The defect in Humphrey was cured with a finding of fact by the trial court, acknowledging non-compliance with section 7B-1104(7), but noting the petition "did allege the existence of a proceeding in Wake County, North Carolina regarding visitation." Id. at 539, 577 S.E.2d at 426. The trial court sub judice similarly cured the petition's defects, after hearing testimony and taking judicial notice (at respondent's request) of other files regarding Z.T.B., by noting the custody order was not attached but finding Z.T.B. had been in petitioner's custody and the guardianship order was void. Respondent fails, therefore, to demonstrate prejudice as a result of the error.
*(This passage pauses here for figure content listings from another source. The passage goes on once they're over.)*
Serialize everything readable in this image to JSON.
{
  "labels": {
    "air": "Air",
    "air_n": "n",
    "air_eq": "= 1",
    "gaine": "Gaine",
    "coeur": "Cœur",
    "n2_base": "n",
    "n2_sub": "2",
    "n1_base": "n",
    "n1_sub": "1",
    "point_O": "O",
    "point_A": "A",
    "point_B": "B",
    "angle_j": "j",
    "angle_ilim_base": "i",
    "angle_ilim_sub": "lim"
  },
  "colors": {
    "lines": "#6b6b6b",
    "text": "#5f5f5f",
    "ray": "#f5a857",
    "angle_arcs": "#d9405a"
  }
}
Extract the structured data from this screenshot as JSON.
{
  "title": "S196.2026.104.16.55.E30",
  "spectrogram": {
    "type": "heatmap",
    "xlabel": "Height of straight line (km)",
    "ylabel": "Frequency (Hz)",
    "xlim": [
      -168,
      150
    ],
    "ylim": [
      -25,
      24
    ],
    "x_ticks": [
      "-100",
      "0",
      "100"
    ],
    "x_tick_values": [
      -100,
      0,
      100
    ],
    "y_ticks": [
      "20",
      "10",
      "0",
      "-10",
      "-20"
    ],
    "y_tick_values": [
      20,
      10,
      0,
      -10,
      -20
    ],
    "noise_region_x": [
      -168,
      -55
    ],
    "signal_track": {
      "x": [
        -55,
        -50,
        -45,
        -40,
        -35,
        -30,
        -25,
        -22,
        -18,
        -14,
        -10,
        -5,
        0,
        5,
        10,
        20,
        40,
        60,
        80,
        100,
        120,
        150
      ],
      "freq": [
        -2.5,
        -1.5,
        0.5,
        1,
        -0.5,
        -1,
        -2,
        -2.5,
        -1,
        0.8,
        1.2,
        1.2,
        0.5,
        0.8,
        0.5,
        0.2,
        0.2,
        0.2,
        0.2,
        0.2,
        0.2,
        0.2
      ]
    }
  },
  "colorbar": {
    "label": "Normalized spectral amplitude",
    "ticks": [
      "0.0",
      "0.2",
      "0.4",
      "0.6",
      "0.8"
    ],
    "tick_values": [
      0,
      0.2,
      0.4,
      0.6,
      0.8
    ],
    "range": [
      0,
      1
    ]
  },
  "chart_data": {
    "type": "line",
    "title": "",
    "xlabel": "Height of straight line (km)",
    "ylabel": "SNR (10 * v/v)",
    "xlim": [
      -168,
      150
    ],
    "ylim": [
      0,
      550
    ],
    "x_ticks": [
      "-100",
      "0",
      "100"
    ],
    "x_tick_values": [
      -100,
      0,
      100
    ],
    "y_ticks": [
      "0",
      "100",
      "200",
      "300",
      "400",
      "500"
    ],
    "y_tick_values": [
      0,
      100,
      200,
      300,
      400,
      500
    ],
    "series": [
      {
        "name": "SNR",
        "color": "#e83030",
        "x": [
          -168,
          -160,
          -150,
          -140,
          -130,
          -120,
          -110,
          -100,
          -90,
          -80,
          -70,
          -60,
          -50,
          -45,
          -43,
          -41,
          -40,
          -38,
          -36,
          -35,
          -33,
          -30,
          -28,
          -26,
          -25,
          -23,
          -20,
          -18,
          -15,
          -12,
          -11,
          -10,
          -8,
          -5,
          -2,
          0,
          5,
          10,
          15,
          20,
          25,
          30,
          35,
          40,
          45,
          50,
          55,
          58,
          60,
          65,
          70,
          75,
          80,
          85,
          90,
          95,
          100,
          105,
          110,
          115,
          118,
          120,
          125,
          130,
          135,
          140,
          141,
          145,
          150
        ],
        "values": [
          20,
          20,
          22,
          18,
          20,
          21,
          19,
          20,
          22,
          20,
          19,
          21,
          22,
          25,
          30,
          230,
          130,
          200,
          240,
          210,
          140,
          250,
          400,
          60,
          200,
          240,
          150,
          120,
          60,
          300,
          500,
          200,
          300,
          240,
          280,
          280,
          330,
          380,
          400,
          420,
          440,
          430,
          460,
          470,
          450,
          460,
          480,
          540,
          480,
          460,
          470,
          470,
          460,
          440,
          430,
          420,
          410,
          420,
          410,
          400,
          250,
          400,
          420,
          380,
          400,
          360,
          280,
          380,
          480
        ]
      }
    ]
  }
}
Assuming, arguendo, respondent had demonstrated prejudice from the error, the issue was not properly preserved and cannot now be raised. The "Rules of Civil Procedure are not superimposed upon the procedures set forth by statute for termination of parental rights," but they "are not to be ignored." In re Manus, 82 N.C.App. 340, 344, 346 S.E.2d 289, 292 (1986) (internal citations omitted). N.C. Gen.Stat. § 1A-1, Rule 12(g) (2003) precludes a party from raising defenses or objections not raised in their initial pleadings. The transcript does not clearly indicate a motion by respondent's attorney to dismiss the petition. Moreover, there is no indication in the transcript that the trial court denied such a motion. The oral motion cited by the majority referred to the lack of a motion to dismiss prior custody or guardianship orders, rather than a motion to dismiss *304the termination petition. This reading is consistent with the trial court's finding that respondent never moved to dismiss for failure to attach the custody order. Respondent's failure to raise the statutory defects with the petition in either his answer or through a motion to dismiss cannot now be raised. The trial court adequately cured the defects in the petition by noting the custody order was not attached and finding respondent neither raised the failure to attach the custody order as an affirmative defense nor filed a motion to dismiss based on the defective petition. I vote to affirm the order of the trial court.